Add that there’s nothing of any great consequence for the rest of the pages as well, and this critic’s work is done.
You may be asking, why are the characters in a play commenting on its content? The answer, unfortunately, isn’t very satisfying. The conceit of this new effort from Irish playwright Walsh, receiving its American premiere at St. Ann’s Warehouse, is that a pajama-clad man, John Kane (Domhnall Gleeson), is confined to a mental institution and apparently undergoing an examination of his life and the circumstances that brought him there.

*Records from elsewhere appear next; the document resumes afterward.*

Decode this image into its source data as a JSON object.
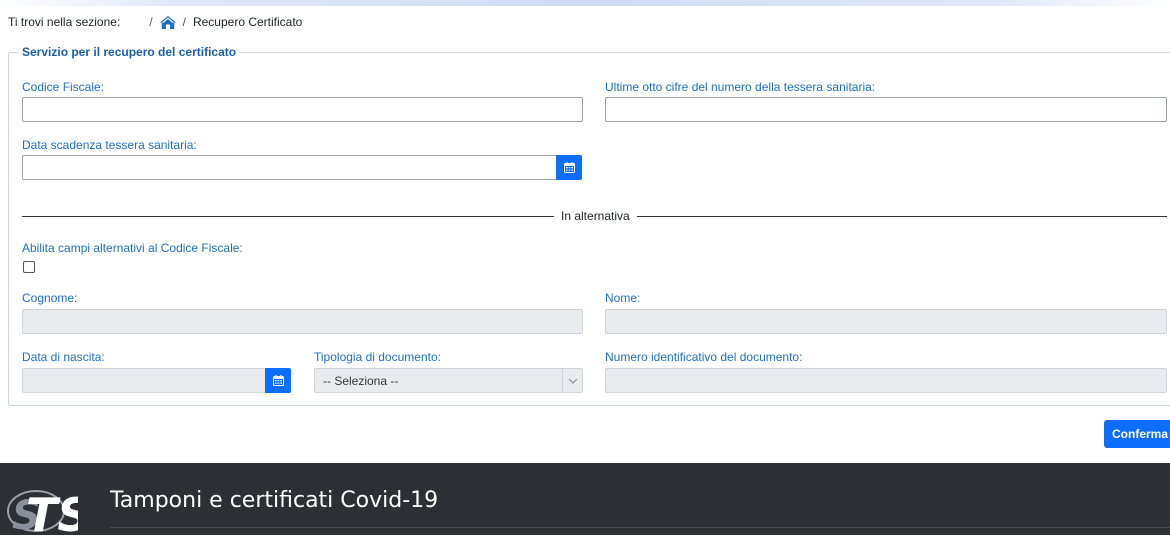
{
  "breadcrumb": {
    "section_label": "Ti trovi nella sezione:",
    "separator": "/",
    "current": "Recupero Certificato"
  },
  "panel": {
    "legend": "Servizio per il recupero del certificato",
    "codice_fiscale": {
      "label": "Codice Fiscale:",
      "value": ""
    },
    "tessera_cifre": {
      "label": "Ultime otto cifre del numero della tessera sanitaria:",
      "value": ""
    },
    "data_scadenza": {
      "label": "Data scadenza tessera sanitaria:",
      "value": ""
    },
    "divider_text": "In alternativa",
    "alt_enable": {
      "label": "Abilita campi alternativi al Codice Fiscale:",
      "checked": false
    },
    "cognome": {
      "label": "Cognome:",
      "value": ""
    },
    "nome": {
      "label": "Nome:",
      "value": ""
    },
    "data_nascita": {
      "label": "Data di nascita:",
      "value": ""
    },
    "tipologia": {
      "label": "Tipologia di documento:",
      "selected": "-- Seleziona --"
    },
    "numero_doc": {
      "label": "Numero identificativo del documento:",
      "value": ""
    }
  },
  "actions": {
    "confirm_label": "Conferma"
  },
  "footer": {
    "title": "Tamponi e certificati Covid-19",
    "logo_text": "TS"
  },
  "icons": {
    "home": "home-icon",
    "calendar": "calendar-icon",
    "dropdown": "chevron-down-icon"
  },
  "colors": {
    "accent": "#0d6efd",
    "label": "#1f6fc1",
    "footer_bg": "#2c2f33"
  }
}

That examination takes the form of a theatrical performance enacted by two female performers, both named Mary (Aoife Duffin, Clare Barrett), who are accompanied by a drummer (Sean Carpio) providing a running percussive background. Kane himself takes part in the drama therapy proceedings which feature unseen voices playing the roles of various figures in his life. It takes place in a large recreation room or gym that has clearly been the recent site of some sort of revelry, as evidence by the many balloons festooned throughout and the large “Congratulations!” banner overhead. Periodically throughout, Kane retreats to the safety of a tiny cubicle ringed by curtains.
How much you’ll get out of all this depends largely on your appetite for theatrical absurdism and whether or not you find the sight of a woman in a giant lobster costume playing tetherball particularly funny. As John attempts to recount the life events that brought him to his present situation, prompted by questions from an unseen interviewer, the two Marys indulge in such antics as dancing to disco music, lip-synching to vintage pop songs, being buffeted by mysterious gale force winds, swigging energy drinks, and occasionally squabbling about each other’s performances. One of them frequently takes the opportunity to attempt to improve Kane’s story for dramatic effect.
Describing himself as a “tall ginger man,” Kane repeatedly explains to the interviewer that the decision about his being confined to the facility was made by “my parents and a doctor in my town.” Through episodes recounted by him and acted out in various fashions, we learn that his parents were unloving and neglectful; that he was bullied by other children, who at one point made him wear a dress and walk several miles home; that he spied on a neighbor girl as she undressed in her bedroom; and that he watched his mother play the role of Mary Magdalene in a church theatrical.
Despite the strenuous clowning of Duffin and Barrett, the two Marys’ antics are tiresome to the extreme, and the incidents from Kane’s past are depicted in such cursory fashion that they make little dramatic impact. Walsh, who also directed the production, has previously trafficked in this sort of theatrical absurdism in such works as Disco Pigs, The Walworth Farce and others (he’s also done more mainstream efforts like Once and Lazarus), and he certainly has his fans. But this effort, partially inspired by controversies about Ireland’s mental health care system, doesn’t illuminate its subject so much as trivialize it.
It’s only the deeply touching performance by Gleeson that brings some much-needed humanity to the evening. The actor, a veteran of not one but two mega-film franchises (Harry Potter and Star Wars), here creates such a pathetic, vulnerable figure that your heart goes out to him. Not only for the suffering he’s endured in the past, but also for the theatrical hell in which he’s currently trapped.